# Equipment list for spraying ceilings...



## AlbertON (Nov 28, 2012)

New to this forum so please excuse me as I am sure this topic was somehow addressed already, I am however not able to find exact answers to my questions and hope that somebody could help with an advice… I am professional taper and would like to start spraying ceilings as well… 
I will need drywall primer sprayer (primer is sprayed here before texture is applied) and either a compressor and a hopper gun or a single unit that can spray drywall primer as well as thin mud for the knockdown. I am not planning to spray more than 2 homes per week (3-4000 sq ft of ceilings max).
I was looking at Graco TexSpray RTX 1250 Texture Sprayer but I am not sure if this unit has good enough capacity and if I can spray primer with it too or would I need a separate airless sprayer for it? Is spraying with the gun better than spraying with the hopper?
What other tools do I need if any? How much would it all cost – I am located in small town in Ontario Canada?
Thanks in advance for your help,
Albert


----------



## 2buckcanuck (Jul 9, 2010)

AlbertON said:


> New to this forum so please excuse me as I am sure this topic was somehow addressed already, I am however not able to find exact answers to my questions and hope that somebody could help with an advice… I am professional taper and would like to start spraying ceilings as well…
> I will need drywall primer sprayer (primer is sprayed here before texture is applied) and either a compressor and a hopper gun or a single unit that can spray drywall primer as well as thin mud for the knockdown. I am not planning to spray more than 2 homes per week (3-4000 sq ft of ceilings max).
> I was looking at Graco TexSpray RTX 1250 Texture Sprayer but I am not sure if this unit has good enough capacity and if I can spray primer with it too or would I need a separate airless sprayer for it? Is spraying with the gun better than spraying with the hopper?
> What other tools do I need if any? How much would it all cost – I am located in small town in Ontario Canada?
> ...


Small town, as in Sudbury:whistling2:


----------



## DrywallerDustin (Mar 1, 2013)

Why not just get a mark V with the atomizer kit? Spray anything you want.


----------



## chris (Apr 13, 2011)

AlbertON said:


> New to this forum so please excuse me as I am sure this topic was somehow addressed already, I am however not able to find exact answers to my questions and hope that somebody could help with an advice… I am professional taper and would like to start spraying ceilings as well…
> I will need drywall primer sprayer (primer is sprayed here before texture is applied) and either a compressor and a hopper gun or a single unit that can spray drywall primer as well as thin mud for the knockdown. I am not planning to spray more than 2 homes per week (3-4000 sq ft of ceilings max).
> I was looking at Graco TexSpray RTX 1250 Texture Sprayer but I am not sure if this unit has good enough capacity and if I can spray primer with it too or would I need a separate airless sprayer for it? Is spraying with the gun better than spraying with the hopper?
> What other tools do I need if any? How much would it all cost – I am located in small town in Ontario Canada?
> ...


 Im curious as to if you are a taper, sounds like a salesman


----------



## Mudshark (Feb 8, 2009)

In your situation why not buy the masking tools and see what your local RONA will rent you? This will give you a chance to see if you like the tools before buying them.


----------



## AlbertON (Nov 28, 2012)

Mark V looks expensive, and it might be an overkill for me as I only need it for one house a week but I will look into this - thanks for your suggestion DrywallerDustin.
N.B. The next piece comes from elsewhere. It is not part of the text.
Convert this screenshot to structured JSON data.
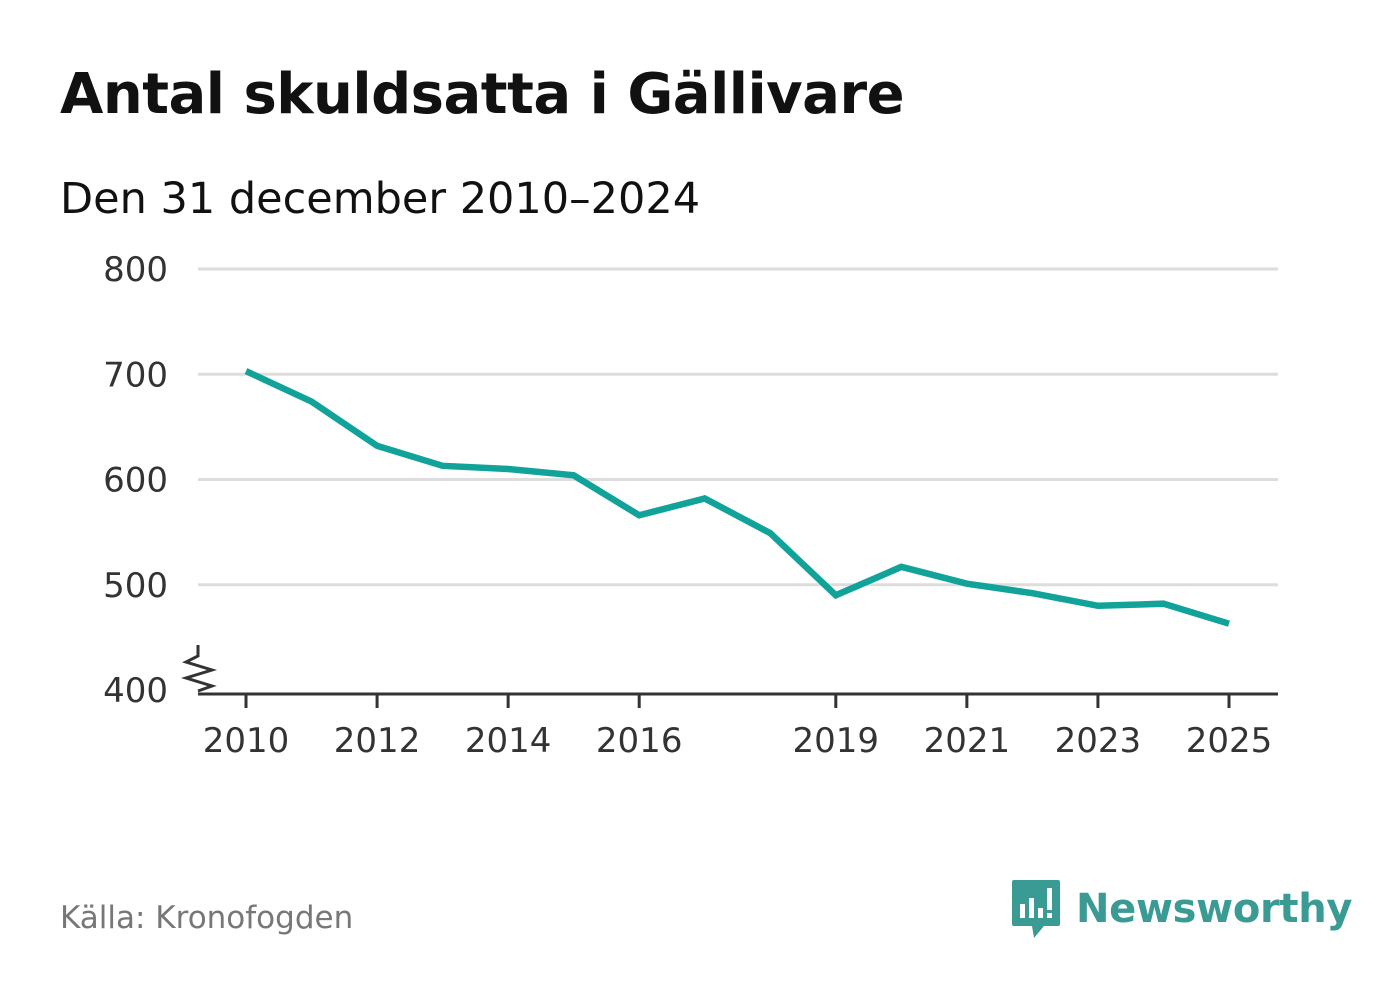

I am not a sales person - I only mentioned the model above cause I found it in one of the online tool stores and I saw few guys using same brand airless pumps for the primer. 

I will look at Rona and other hardware stores to see what they have to rent...


----------



## chris (Apr 13, 2011)

If you are spraying a heavy texture or knockdown and are using alot of mud then you will want a pump, I think a hopper would be too slow . For a lighter spray ( light orangepeel) then a hopper and good compressor would suit. Spray rigs or machines will get more mud out faster ( coverage) where a hopper will only go so fast. Ive been fiddling around with a spray machine this year and have been really impressed:thumbsup:. Older machines,,,,, not to impressed


----------



## Mudslinger (Mar 16, 2008)

chris said:


> If you are spraying a heavy texture or knockdown and are using alot of mud then you will want a pump, I think a hopper would be too slow . For a lighter spray ( light orangepeel) then a hopper and good compressor would suit. Spray rigs or machines will get more mud out faster ( coverage) where a hopper will only go so fast. Ive been fiddling around with a spray machine this year and have been really impressed:thumbsup:. Older machines,,,,, not to impressed


Agreed.


----------